顺风车运营研发团队 熊浩含
sdiff
SDIFF key [key ...]
返回一个集合的全部成员,该集合是所有给定集合之间的差集。
准确来说,是返回第一个集合与其它集合并集的差集,即有SDIFF A B1 B2 B3...Bn,最终返回A-(B1∪B2∪...∪Bn)
不存在的 key 被视为空集。
原理
M(A 集合元素个数)
N(其余集合元素总数)
n(集合总数)
算法一
将A集合元素在B1...Bn集合间一一查找,将查找不到的元素加入结果集。复杂度=M*n
算法二
先将A集合加入结果集,再将B1...Bn集合中的所有元素在结果集中一一查找,将查到的元素从结果集中删除。
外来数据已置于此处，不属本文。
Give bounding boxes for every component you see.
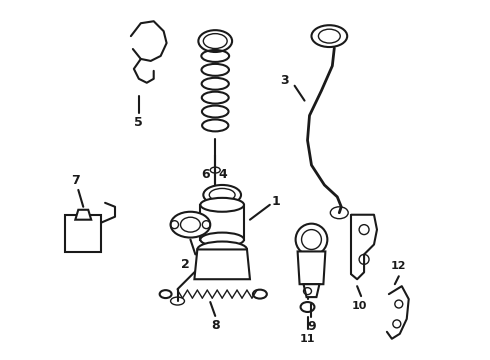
Ellipse shape: [200, 233, 244, 247]
Text: 12: 12: [391, 261, 407, 271]
Ellipse shape: [312, 25, 347, 47]
Text: 10: 10: [351, 301, 367, 311]
Polygon shape: [75, 210, 91, 220]
Ellipse shape: [203, 185, 241, 205]
Polygon shape: [297, 251, 325, 284]
Text: 2: 2: [181, 258, 190, 271]
Ellipse shape: [171, 212, 210, 238]
Polygon shape: [65, 215, 101, 252]
Ellipse shape: [198, 30, 232, 52]
Polygon shape: [195, 249, 250, 279]
Text: 6: 6: [201, 167, 210, 181]
Text: 3: 3: [280, 74, 289, 87]
Text: 1: 1: [271, 195, 280, 208]
Text: 5: 5: [134, 116, 143, 129]
Text: 7: 7: [71, 174, 80, 186]
Text: 11: 11: [300, 334, 315, 344]
Text: 4: 4: [219, 167, 227, 181]
Polygon shape: [303, 284, 319, 297]
Text: 9: 9: [307, 320, 316, 333]
Polygon shape: [200, 205, 244, 239]
Ellipse shape: [197, 242, 247, 257]
Ellipse shape: [200, 198, 244, 212]
Text: 8: 8: [211, 319, 220, 332]
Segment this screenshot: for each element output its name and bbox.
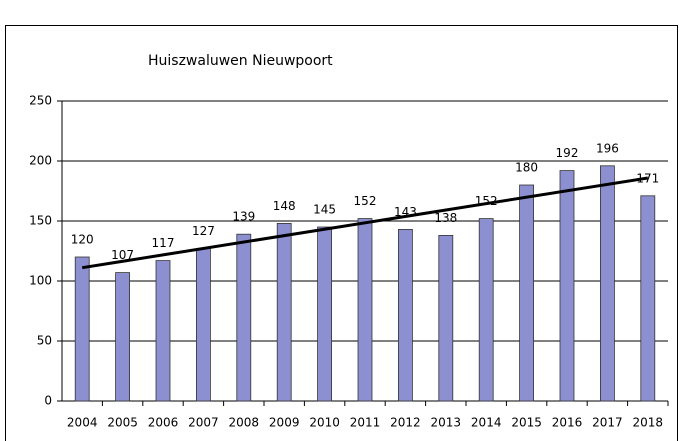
x-tick-label: 2010 (309, 416, 340, 430)
y-tick-label: 200 (29, 154, 52, 168)
trend-line (81, 176, 649, 270)
bar (640, 195, 656, 402)
chart-frame (5, 25, 678, 441)
y-tick-label: 0 (44, 394, 52, 408)
value-label: 196 (596, 141, 619, 155)
y-tick-label: 50 (37, 334, 52, 348)
bar (397, 228, 413, 402)
x-tick-label: 2004 (67, 416, 98, 430)
x-tick-label: 2016 (552, 416, 583, 430)
x-tick-label: 2013 (431, 416, 462, 430)
x-tick-label: 2015 (511, 416, 542, 430)
value-label: 145 (313, 203, 336, 217)
value-label: 192 (556, 146, 579, 160)
value-label: 138 (434, 211, 457, 225)
x-tick-label: 2017 (592, 416, 623, 430)
x-tick-label: 2005 (107, 416, 138, 430)
bar (600, 165, 615, 402)
bar (155, 260, 171, 402)
bar (195, 248, 211, 402)
x-tick-label: 2007 (188, 416, 219, 430)
value-label: 139 (232, 210, 255, 224)
x-tick-label: 2011 (350, 416, 381, 430)
x-tick-label: 2008 (229, 416, 260, 430)
value-label: 148 (273, 199, 296, 213)
bar (115, 272, 130, 402)
y-tick-label: 100 (29, 274, 52, 288)
value-label: 180 (515, 161, 538, 175)
y-tick-label: 250 (29, 94, 52, 108)
bar (276, 222, 292, 402)
value-label: 127 (192, 224, 215, 238)
value-label: 152 (354, 194, 377, 208)
x-tick-label: 2012 (390, 416, 421, 430)
bar (317, 226, 333, 402)
y-tick-label: 150 (29, 214, 52, 228)
bar (357, 218, 373, 402)
x-tick-label: 2006 (148, 416, 179, 430)
chart-title: Huiszwaluwen Nieuwpoort (148, 53, 333, 69)
bar (236, 233, 252, 402)
x-tick-label: 2014 (471, 416, 502, 430)
bar (559, 170, 575, 402)
bar (74, 256, 90, 402)
value-label: 107 (111, 248, 134, 262)
bar (519, 184, 534, 402)
bar (478, 218, 494, 402)
bar (438, 234, 454, 402)
value-label: 120 (71, 233, 94, 247)
x-tick-label: 2018 (633, 416, 664, 430)
value-label: 117 (152, 236, 175, 250)
x-tick-label: 2009 (269, 416, 300, 430)
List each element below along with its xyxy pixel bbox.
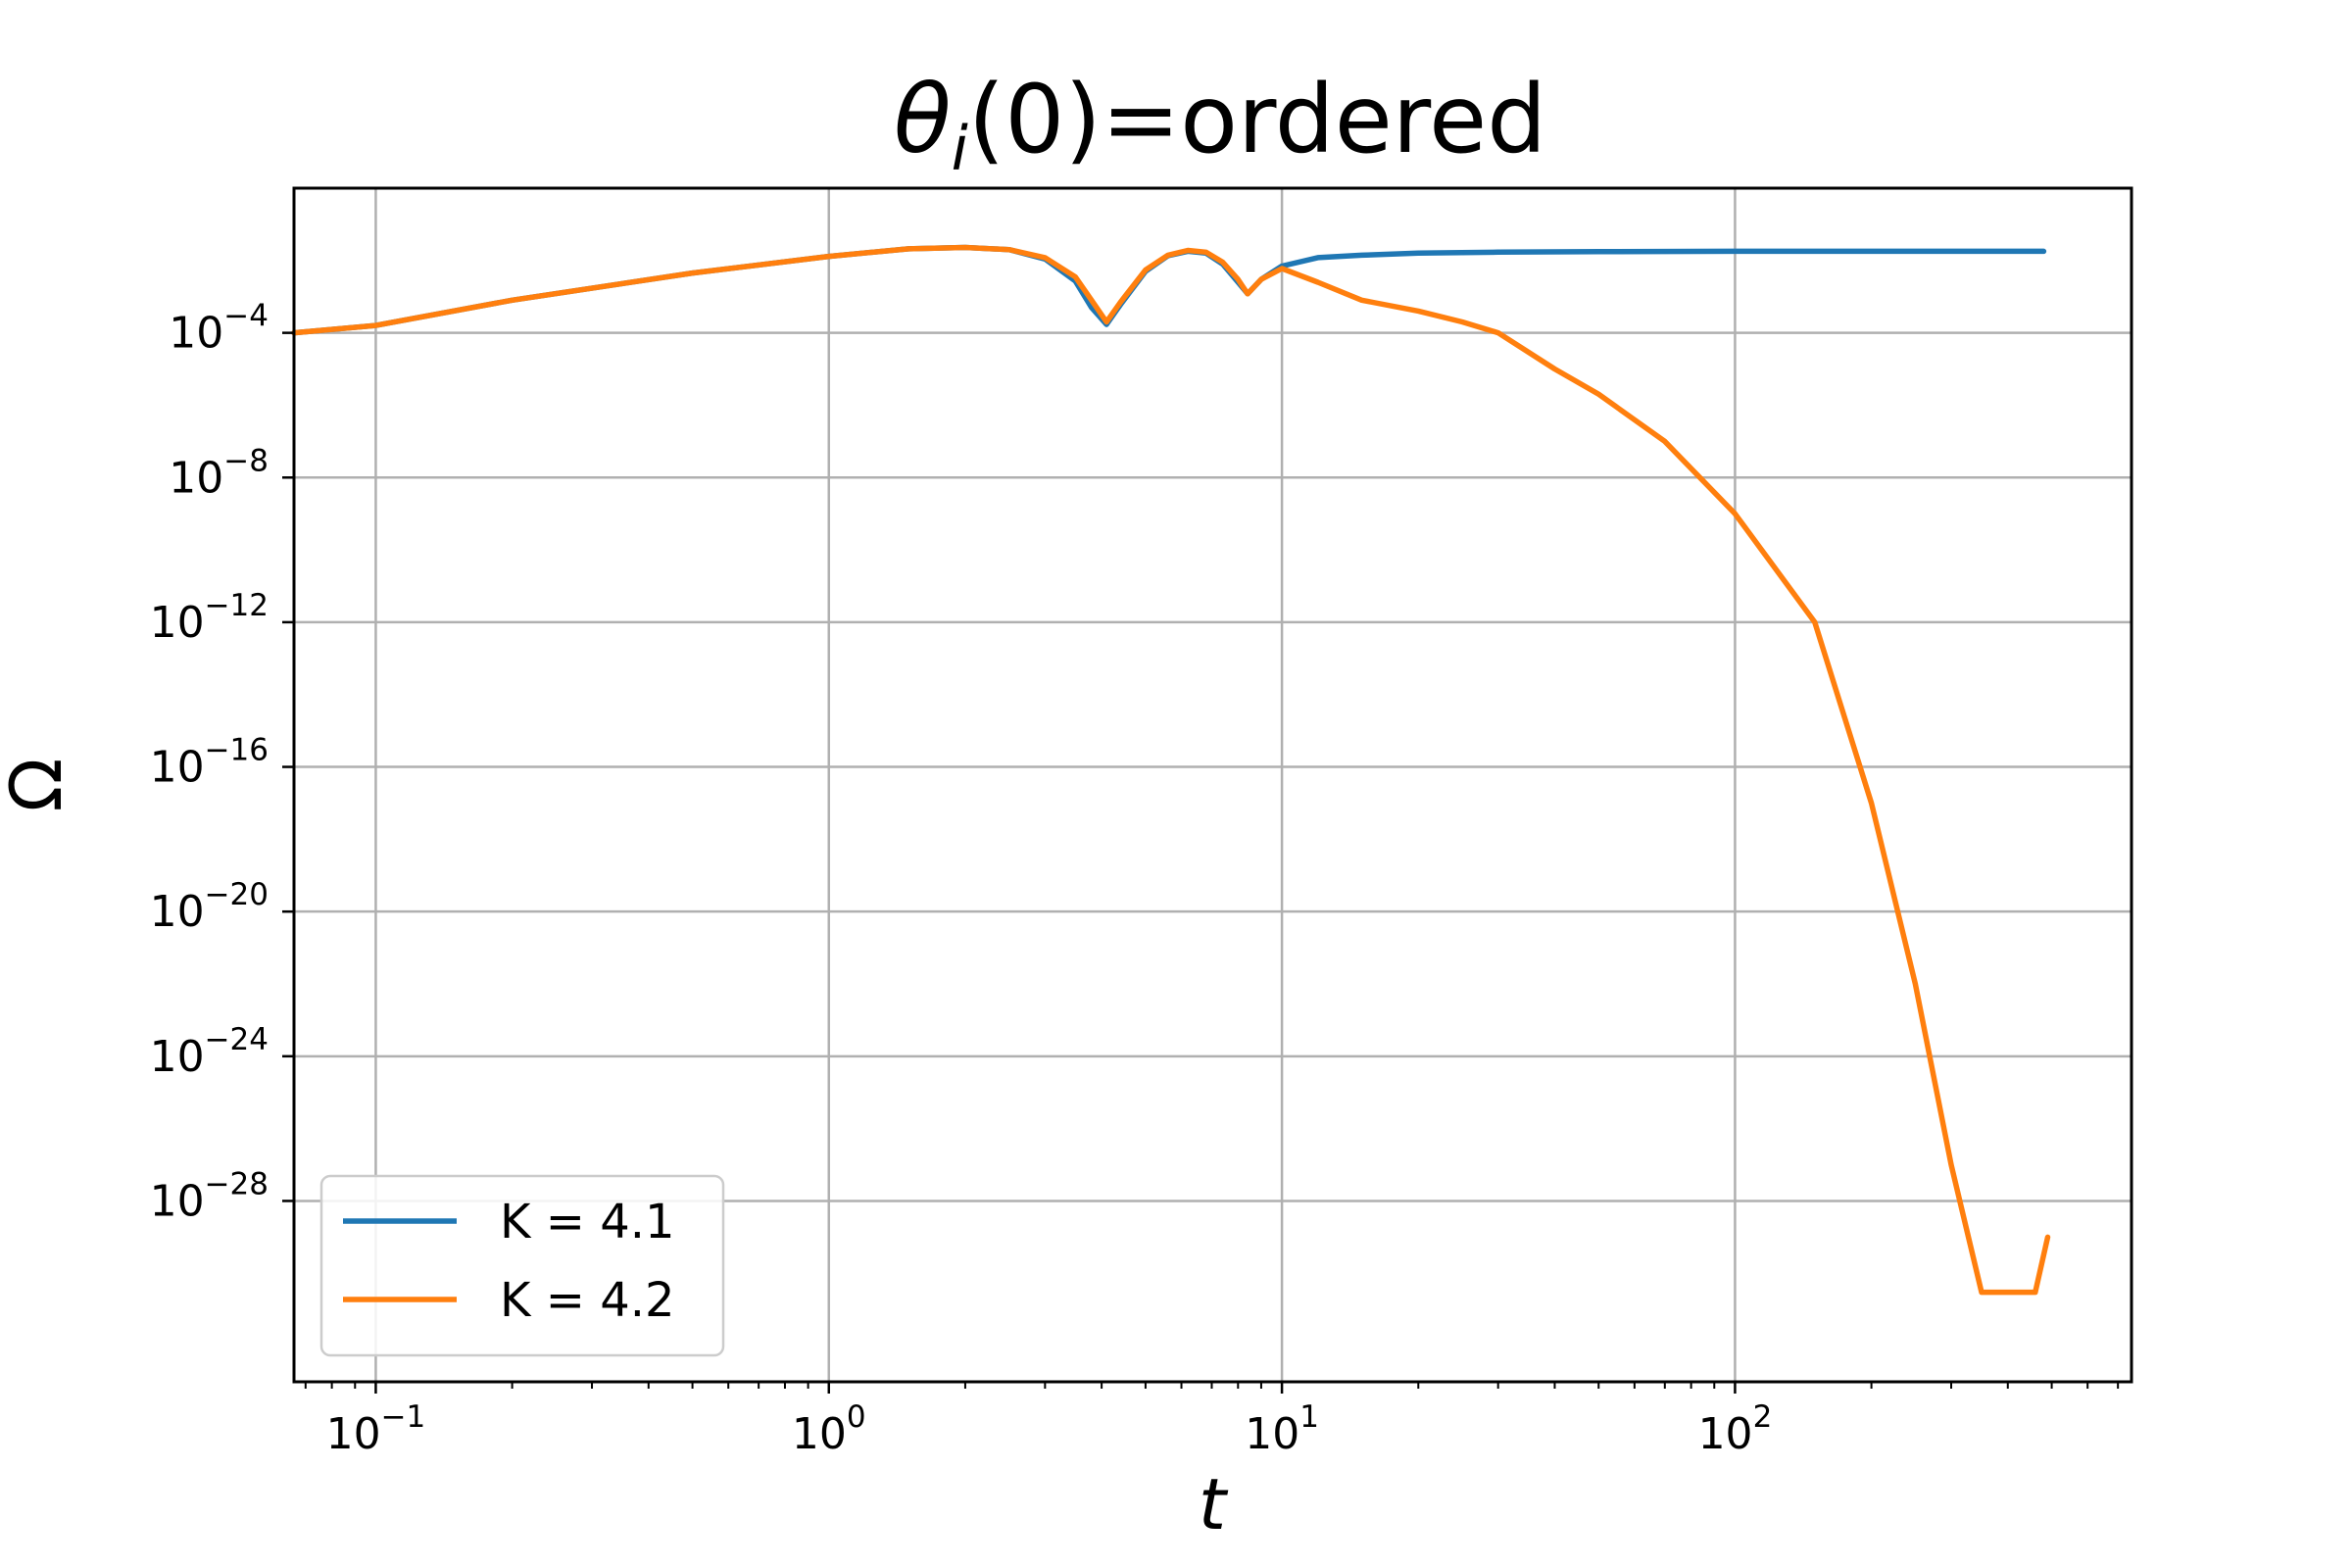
grid — [294, 188, 2132, 1382]
y-tick-label: 10−4 — [169, 299, 269, 359]
y-tick-label: 10−12 — [150, 588, 269, 648]
legend-label-k42: K = 4.2 — [500, 1273, 675, 1328]
x-tick-label: 100 — [792, 1399, 866, 1459]
title-symbol: θ — [894, 65, 952, 174]
x-tick-label: 101 — [1245, 1399, 1319, 1459]
plot-frame — [292, 186, 2133, 1384]
series-line-1 — [291, 244, 2051, 1296]
axis-ticks: 10−1 100 101 102 10−4 10−8 10−12 10−16 10−20 10−2… — [150, 299, 2120, 1459]
y-tick-label: 10−28 — [150, 1166, 269, 1226]
chart-title: θi(0)=ordered — [894, 65, 1546, 184]
x-tick-label: 102 — [1698, 1399, 1773, 1459]
series-layer — [291, 244, 2051, 1296]
y-tick-label: 10−24 — [150, 1022, 269, 1082]
x-tick-label: 10−1 — [326, 1399, 426, 1459]
title-rest: (0)=ordered — [968, 65, 1546, 174]
title-subscript: i — [952, 113, 968, 184]
legend: K = 4.1 K = 4.2 — [319, 1174, 725, 1357]
y-axis-label: Ω — [0, 758, 77, 811]
legend-label-k41: K = 4.1 — [500, 1195, 675, 1250]
y-tick-label: 10−20 — [150, 877, 269, 937]
y-tick-label: 10−8 — [169, 443, 269, 503]
x-axis-label: t — [1199, 1463, 1229, 1545]
y-tick-label: 10−16 — [150, 733, 269, 793]
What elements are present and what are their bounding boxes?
复杂度=N
在算法选择时,大的逻辑是:如果A集合比较小,遍历A更划算;反之遍历其余集合更划算
源码
void sunionDiffGenericCommand(client *c, robj **setkeys, int setnum,robj *dstkey, int op) {
robj **sets = zmalloc(sizeof(robj*)*setnum);//sets是集合指针的指针,setnum是集合总数
setTypeIterator *si;//迭代器
robj *dstset = NULL;//目标集合,最终返回
sds ele;
int j, cardinality = 0;//临时变量
int diff_algo = 1;//算法标识
for (j = 0; j < setnum; j++) {//循环keys,把取到的set放入sets中
robj *setobj = dstkey ?
lookupKeyWrite(c->db,setkeys[j]) :
lookupKeyRead(c->db,setkeys[j]);
if (!setobj) {//取出set,如果key不存在,跳过
sets[j] = NULL;
continue;
}
if (checkType(c,setobj,OBJ_SET)) {//校验obj的类型,如果不为OBG_SET,错误,直接返回
zfree(sets);
return;
}
sets[j] = setobj;//把取到的set放入sets中
}
/* Select what DIFF algorithm to use.
*
* Algorithm 1 is O(N*M) where N is the size of the element first set
* and M the total number of sets.
*
* Algorithm 2 is O(N) where N is the total number of elements in all
* the sets.
*
* We compute what is the best bet with the current input here. */
if (op == SET_OP_DIFF && sets[0]) {
long long algo_one_work = 0, algo_two_work = 0;
for (j = 0; j < setnum; j++) {
if (sets[j] == NULL) continue;
algo_one_work += setTypeSize(sets[0]);//待求差集的目标集合元素数量*总集合数
algo_two_work += setTypeSize(sets[j]);//所有集合中的元素数量总数
}
/* Algorithm 1 has better constant times and performs less operations
* if there are elements in common. Give it some advantage. */
algo_one_work /= 2;
diff_algo = (algo_one_work <= algo_two_work) ? 1 : 2;
if (diff_algo == 1 && setnum > 1) {
/* 使用的是算法 1 ,对 sets[0] 以外的其他集合进行排序,这样有助于优化算法的性能?*/
qsort(sets+1,setnum-1,sizeof(robj*),
qsortCompareSetsByRevCardinality);
}
}
/* 使用一个临时集合来保存结果集,如果程序执行的是 SUNIONSTORE 命令, 那么这个结果将会成为将来的集合值对象。*/
dstset = createIntsetObject();
if (op == SET_OP_UNION) {
/* 遍历所有集合,将元素添加到结果集里就可以了*/
for (j = 0; j < setnum; j++) {
if (!sets[j]) continue; /* non existing keys are like empty sets */
si = setTypeInitIterator(sets[j]);
while((ele = setTypeNextObject(si)) != NULL) {
if (setTypeAdd(dstset,ele)) cardinality++;
sdsfree(ele);
}
setTypeReleaseIterator(si);
}
} else if (op == SET_OP_DIFF && sets[0] && diff_algo == 1) {
/* DIFF Algorithm 1:
*程序遍历 sets[0] 集合中的所有元素,并将这个元素和其他集合的所有元素进行对比,只有这个元素不存在于其他所有集合时,才将这个元素添加到结果集。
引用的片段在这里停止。